Wednesday, March 30, 2016

Windows Subsystem for Linux (Ubuntu on Windows)

Well, this is something!

  • This is the news that got the biggest applause at Microsoft's big event today
    Microsoft partnered up with Canonical, developers of the mega-popular Ubuntu Linux operating system. Thanks to some technical wizardry work by the two companies, Windows 10 now has a way to run Ubuntu software.
  • Developers can run Bash Shell and user-mode Ubuntu Linux binaries on Windows 10
    This isn't Bash or Ubuntu running in a VM. This is a real native Bash Linux binary running on Windows itself. It's fast and lightweight and it's the real binaries. This is an genuine Ubuntu image on top of Windows with all the Linux tools I use like awk, sed, grep, vi, etc. It's fast and it's lightweight. The binaries are downloaded by you - using apt-get - just as on Linux, because it is Linux. You can apt-get and download other tools like Ruby, Redis, emacs, and on and on. This is brilliant for developers that use a diverse set of tools like me.

    This runs on 64-bit Windows and doesn't use virtual machines.

  • Ubuntu on Windows — The Ubuntu Userspace for Windows Developers
    A team of sharp developers at Microsoft has been hard at work adapting some Microsoft research technology to basically perform real time translation of Linux syscalls into Windows OS syscalls. Linux geeks can think of it sort of the inverse of “wine” — Ubuntu binaries running natively in Windows. Microsoft calls it their “Windows Subsystem for Linux”. (No, it’s not open source at this time).
  • Ubuntu (not Linux) on Windows: How it works
    A Microsoft spokesperson explained, "We built new infrastructure within Windows, WSL, upon which we run a genuine Ubuntu user-mode image provided by our great partners over at Canonical, creators of Ubuntu Linux. The result is that you can now run native Bash on Ubuntu on Windows."
  • Ubuntu’s bash and Linux command line coming to Windows 10
    We're still trying to get the inside story on what Microsoft has done here, but what we've known for several months now is that the company has developed some Windows kernel components (lxcore.sys, lxss.sys, presumably standing for "Linux core" and "Linux subsystem," respectively) that support the major Linux kernel APIs. These components are not GPLed and do not appear to contain Linux code themselves; instead, they implement the Linux kernel API using the native Windows NT API that the Windows kernel provides. Microsoft is calling this the "Windows Subsystem for Linux" (WSL)

    ...

    Our understanding is that these are not recompiled or ported versions of the programs (as are used in tools aiming to provide a Unix-like environment on Windows such as Cygwin) but instead unmodified programs. Microsoft is describing this in terms of providing a Linux-like command-line environment at the moment, but from what we can gather, there's little fundamental restriction to this, potentially opening the door to running a wide range of Linux programs natively on Windows.

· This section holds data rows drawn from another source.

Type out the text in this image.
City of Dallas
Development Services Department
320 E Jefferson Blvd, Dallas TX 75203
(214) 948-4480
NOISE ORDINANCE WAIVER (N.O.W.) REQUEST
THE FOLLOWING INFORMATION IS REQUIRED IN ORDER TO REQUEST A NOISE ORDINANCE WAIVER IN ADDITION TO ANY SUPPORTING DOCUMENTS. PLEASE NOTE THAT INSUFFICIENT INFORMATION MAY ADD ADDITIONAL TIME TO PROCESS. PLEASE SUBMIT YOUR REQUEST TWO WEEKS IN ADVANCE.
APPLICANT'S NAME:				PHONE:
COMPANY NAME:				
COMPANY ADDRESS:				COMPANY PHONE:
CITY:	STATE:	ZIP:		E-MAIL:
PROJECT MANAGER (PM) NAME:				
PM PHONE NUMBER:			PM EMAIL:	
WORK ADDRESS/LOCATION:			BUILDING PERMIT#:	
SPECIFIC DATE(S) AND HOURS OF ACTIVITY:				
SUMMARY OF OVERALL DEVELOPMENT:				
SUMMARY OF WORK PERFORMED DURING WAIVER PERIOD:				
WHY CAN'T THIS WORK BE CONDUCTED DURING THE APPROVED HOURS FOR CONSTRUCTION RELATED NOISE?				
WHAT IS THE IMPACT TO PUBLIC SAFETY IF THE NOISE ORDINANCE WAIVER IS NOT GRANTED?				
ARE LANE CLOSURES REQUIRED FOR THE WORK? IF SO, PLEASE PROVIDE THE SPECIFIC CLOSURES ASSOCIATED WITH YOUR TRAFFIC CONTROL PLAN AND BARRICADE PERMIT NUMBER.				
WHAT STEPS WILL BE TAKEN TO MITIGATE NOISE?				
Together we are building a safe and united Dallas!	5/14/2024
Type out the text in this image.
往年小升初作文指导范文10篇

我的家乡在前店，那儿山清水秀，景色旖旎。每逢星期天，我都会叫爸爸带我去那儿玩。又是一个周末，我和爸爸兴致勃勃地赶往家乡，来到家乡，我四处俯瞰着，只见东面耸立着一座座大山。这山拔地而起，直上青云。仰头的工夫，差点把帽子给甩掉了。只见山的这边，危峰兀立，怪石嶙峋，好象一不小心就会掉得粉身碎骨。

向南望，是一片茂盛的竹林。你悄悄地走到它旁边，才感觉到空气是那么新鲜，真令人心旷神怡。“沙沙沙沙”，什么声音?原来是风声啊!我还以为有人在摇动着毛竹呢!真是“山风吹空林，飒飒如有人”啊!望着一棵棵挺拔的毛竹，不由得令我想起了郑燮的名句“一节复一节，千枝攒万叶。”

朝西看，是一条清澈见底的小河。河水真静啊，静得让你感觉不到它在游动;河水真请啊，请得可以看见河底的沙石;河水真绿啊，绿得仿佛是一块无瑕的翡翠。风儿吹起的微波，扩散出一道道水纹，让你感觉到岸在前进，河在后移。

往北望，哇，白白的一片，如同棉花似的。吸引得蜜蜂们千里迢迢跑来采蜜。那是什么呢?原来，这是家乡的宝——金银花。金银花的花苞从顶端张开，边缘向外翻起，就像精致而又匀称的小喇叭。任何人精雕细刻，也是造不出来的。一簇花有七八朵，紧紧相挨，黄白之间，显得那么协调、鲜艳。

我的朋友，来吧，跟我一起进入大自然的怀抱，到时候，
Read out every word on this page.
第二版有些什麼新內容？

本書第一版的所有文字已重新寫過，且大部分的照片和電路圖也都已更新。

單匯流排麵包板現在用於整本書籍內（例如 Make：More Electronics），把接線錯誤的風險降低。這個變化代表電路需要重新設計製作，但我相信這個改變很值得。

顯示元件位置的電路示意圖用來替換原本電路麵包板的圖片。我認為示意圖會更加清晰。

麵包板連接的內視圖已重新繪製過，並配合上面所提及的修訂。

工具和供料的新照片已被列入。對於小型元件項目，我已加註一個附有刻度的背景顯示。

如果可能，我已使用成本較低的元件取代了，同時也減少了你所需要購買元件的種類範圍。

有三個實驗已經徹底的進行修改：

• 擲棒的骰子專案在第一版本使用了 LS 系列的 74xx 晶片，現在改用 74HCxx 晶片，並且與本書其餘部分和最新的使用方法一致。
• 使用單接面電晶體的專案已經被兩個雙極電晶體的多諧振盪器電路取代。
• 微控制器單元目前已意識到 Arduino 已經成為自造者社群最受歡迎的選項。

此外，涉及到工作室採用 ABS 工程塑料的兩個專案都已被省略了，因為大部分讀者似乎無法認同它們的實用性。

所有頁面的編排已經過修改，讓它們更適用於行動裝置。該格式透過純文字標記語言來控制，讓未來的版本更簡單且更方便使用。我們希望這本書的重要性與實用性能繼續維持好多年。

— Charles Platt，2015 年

  • Android and iOS apps on Windows: What is Microsoft doing—and will it work?
    Windows has long included the ability to support multiple API families through a feature called subsystems. The Win32 API that almost all Windows software (including Universal Windows apps) use is obviously the biggest and best known of these APIs, and in modern versions of Windows is in fact the only API. But historically, there have been others. The very first versions of Windows NT included, of all things, an OS/2 subsystem that supported certain kinds of OS/2 applications. It was a relic of history, a product of Microsoft and IBM's once cooperative operating system development.
  • Latest Windows 10 Redstone Build 14521 May Have A Linux Subsystem
    WalkingCat has initially revealed the mystical Linux subsystem files in a Twitter post.

    what the hell ? Windows 10 14251 has lxcore.sys and lxss.sys ? aren't they part of Project Astoria ? and for Mobile only ?

This will be interesting news to follow!